En 1990, la défaite des Rouges en finale de la Coupe Ufoa contre l’Asec d’Abidjan, a ouvert la porte de l’équipe à une génération plus jeune : Abdoul Karim Sidibé, Makan Kéita, Oumar Bagayoko, Almamy Konaté dit Konan, Oumar Traoré dit Rubesh. Logiquement, il gardera le banc de touche, deviendra ensuite l’ailier gauche titulaire du Djoliba au bout d’une saison. Son parcours en équipe nationale a débuté en 1992, c’est-à-dire un an après sa titularisation au Djoliba. Il a joué les éliminatoires de la Can Tunis-1994, et figurait sur la liste définitive de la phase finale. Evidemment parlons d’un match de cette Can, la 1/2 finale contre la Zambie. Ce jour-là, Mao fit son entrée dans la compétition comme latéral gauche à la place de Yatma Diop.
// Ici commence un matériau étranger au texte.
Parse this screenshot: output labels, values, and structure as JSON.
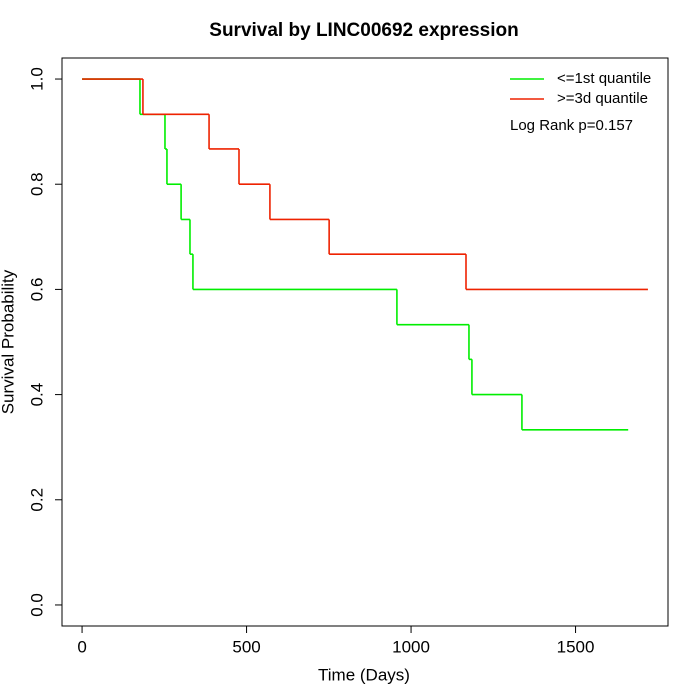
{
  "chart_data": {
    "type": "step",
    "title": "Survival by LINC00692 expression",
    "x_label": "Time (Days)",
    "y_label": "Survival Probability",
    "annotation": "Log Rank p=0.157",
    "legend_position": "top-right",
    "xlim": [
      -61,
      1781
    ],
    "ylim": [
      -0.04,
      1.04
    ],
    "xticks": [
      0,
      500,
      1000,
      1500
    ],
    "yticks": [
      {
        "value": 0,
        "label": "0.0"
      },
      {
        "value": 0.2,
        "label": "0.2"
      },
      {
        "value": 0.4,
        "label": "0.4"
      },
      {
        "value": 0.6,
        "label": "0.6"
      },
      {
        "value": 0.8,
        "label": "0.8"
      },
      {
        "value": 1,
        "label": "1.0"
      }
    ],
    "series": [
      {
        "name": "<=1st quantile",
        "color": "#00ee00",
        "x": [
          0,
          176,
          252,
          258,
          301,
          328,
          337,
          957,
          1176,
          1185,
          1337,
          1660
        ],
        "values": [
          1,
          0.933,
          0.867,
          0.8,
          0.733,
          0.667,
          0.6,
          0.533,
          0.467,
          0.4,
          0.333,
          0.333
        ]
      },
      {
        "name": ">=3d quantile",
        "color": "#ee2200",
        "x": [
          0,
          185,
          386,
          477,
          571,
          751,
          1167,
          1720
        ],
        "values": [
          1,
          0.933,
          0.867,
          0.8,
          0.733,
          0.667,
          0.6,
          0.6
        ]
      }
    ]
  }
}
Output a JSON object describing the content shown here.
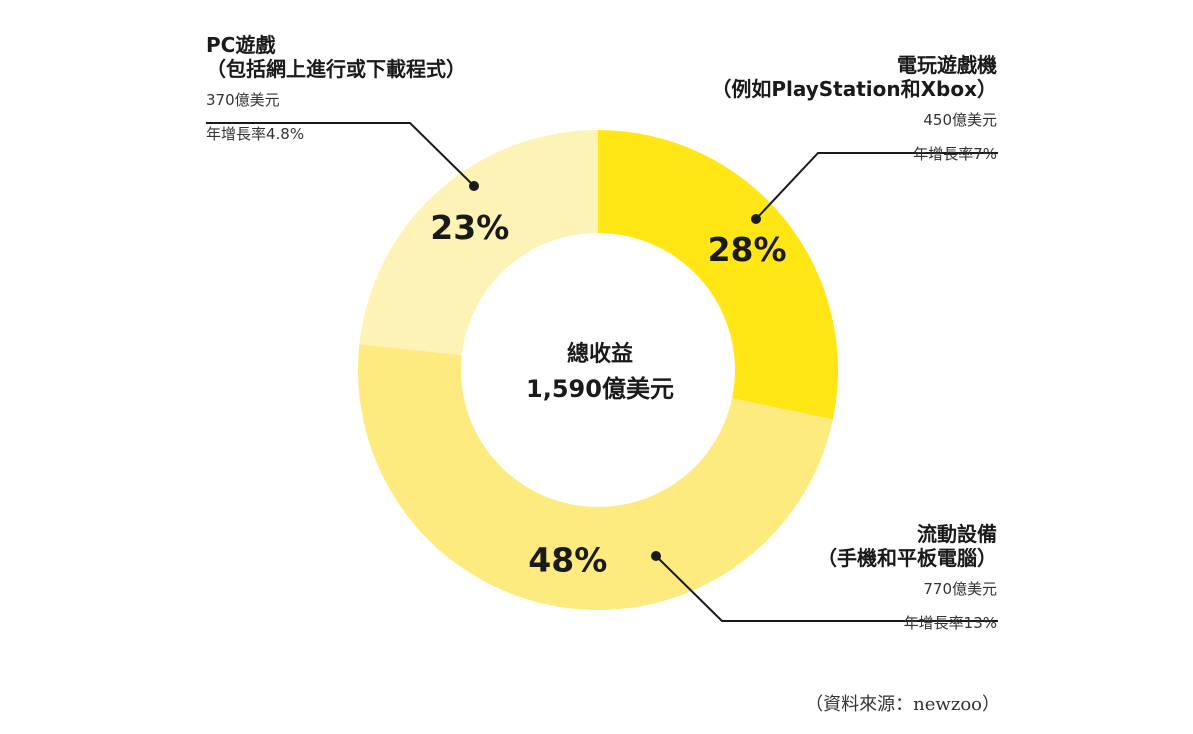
{
  "chart_data": {
    "type": "donut",
    "center_title": "總收益",
    "center_value": "1,590億美元",
    "segments": [
      {
        "name": "電玩遊戲機",
        "paren": "（例如PlayStation和Xbox）",
        "value": 450,
        "value_label": "450億美元",
        "growth": "年增長率7%",
        "percent": 28,
        "percent_label": "28%",
        "color": "#FFE614"
      },
      {
        "name": "流動設備",
        "paren": "（手機和平板電腦）",
        "value": 770,
        "value_label": "770億美元",
        "growth": "年增長率13%",
        "percent": 48,
        "percent_label": "48%",
        "color": "#FDEB80"
      },
      {
        "name": "PC遊戲",
        "paren": "（包括網上進行或下載程式）",
        "value": 370,
        "value_label": "370億美元",
        "growth": "年增長率4.8%",
        "percent": 23,
        "percent_label": "23%",
        "color": "#FEF3B6"
      }
    ],
    "source": "（資料來源：newzoo）"
  }
}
A la mi-temps, l’on a été témoin d’une algarade entre Abdoul Karim Sidibé et un autre joueur. Chacun a interprété cette altercation à sa manière en son temps. En toute réalité la plupart des supporters ont cru que Mao était culpabilisé sur les deux buts zambiens. Non ! Que s’est-il passé. Qu’est-ce que les deux joueurs se disaient ? Mao donne la vraie information.
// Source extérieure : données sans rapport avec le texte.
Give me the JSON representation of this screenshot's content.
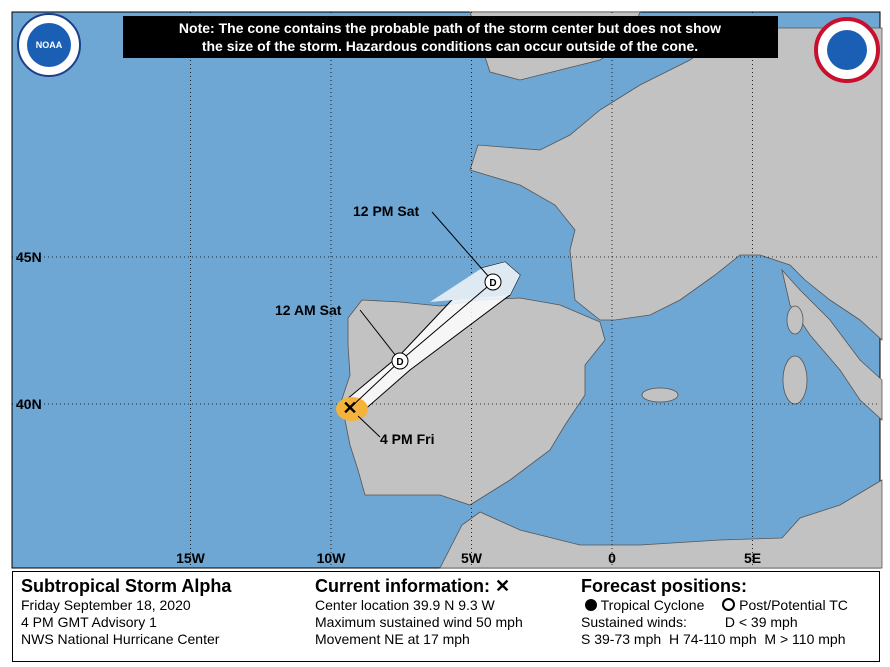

“Aucunement il n’a été question d’accusation individuelle sur les deux buts encaissés. L’on se disait qu’il n’y a pas de marquage au milieu et que les joueurs ne s’adaptaient pas au système de jeu mis en place ce jour par l’encadrement technique. Je comprends les mauvaises interprétations, tout le monde était passionné, dépassé et surpris par la mauvaise prestation de l’équipe. Parce que tous les maliens voyaient déjà le Mali en finale, même la délégation de la Can”.
L’aventure
Mao a mis un terme à sa carrière en 1996. Il a passé deux saisons dans un club de deuxième division, l’AS Golonina. En 1998 il a songé à se construire un avenir plus conséquent. Son bureau de secrétariat public doublé d’une cabine téléphonique assurait certes ses besoins vitaux, mais il lui fallait plus, Abdoul Karim Sidibé décidera alors d’emprunter le chemin de l’exil. Il atterrit à New York le 14 septembre 1999 et décroche 48 h après un emploi par le canal de son cousin qui lui facilite le séjour avant sa stabilisation.
Aujourd’hui, il se réjouit de sa carrière de joueur, parce qu’à un moment donné il a défendu la patrie. De ce riche palmarès, il retient trois bons souvenirs : tout ce temps passé au Djoliba et en équipe nationale, les titres de champion et de Coupe du Mali remportés par son club, ses bonnes relations dans le milieu sportif.
La défaite des Aigles contre la Zambie à la Can de Tunis, les mauvaises conditions de vie de certains anciens joueurs le hantent à présent et sont classés dans le registre des mauvais souvenirs.
Abdoul Karim Sidibé est marié et père de quatre enfants dont une fille. Dans la vie, il aime la religion et sa famille. Il déteste le mensonge et la désinvolture.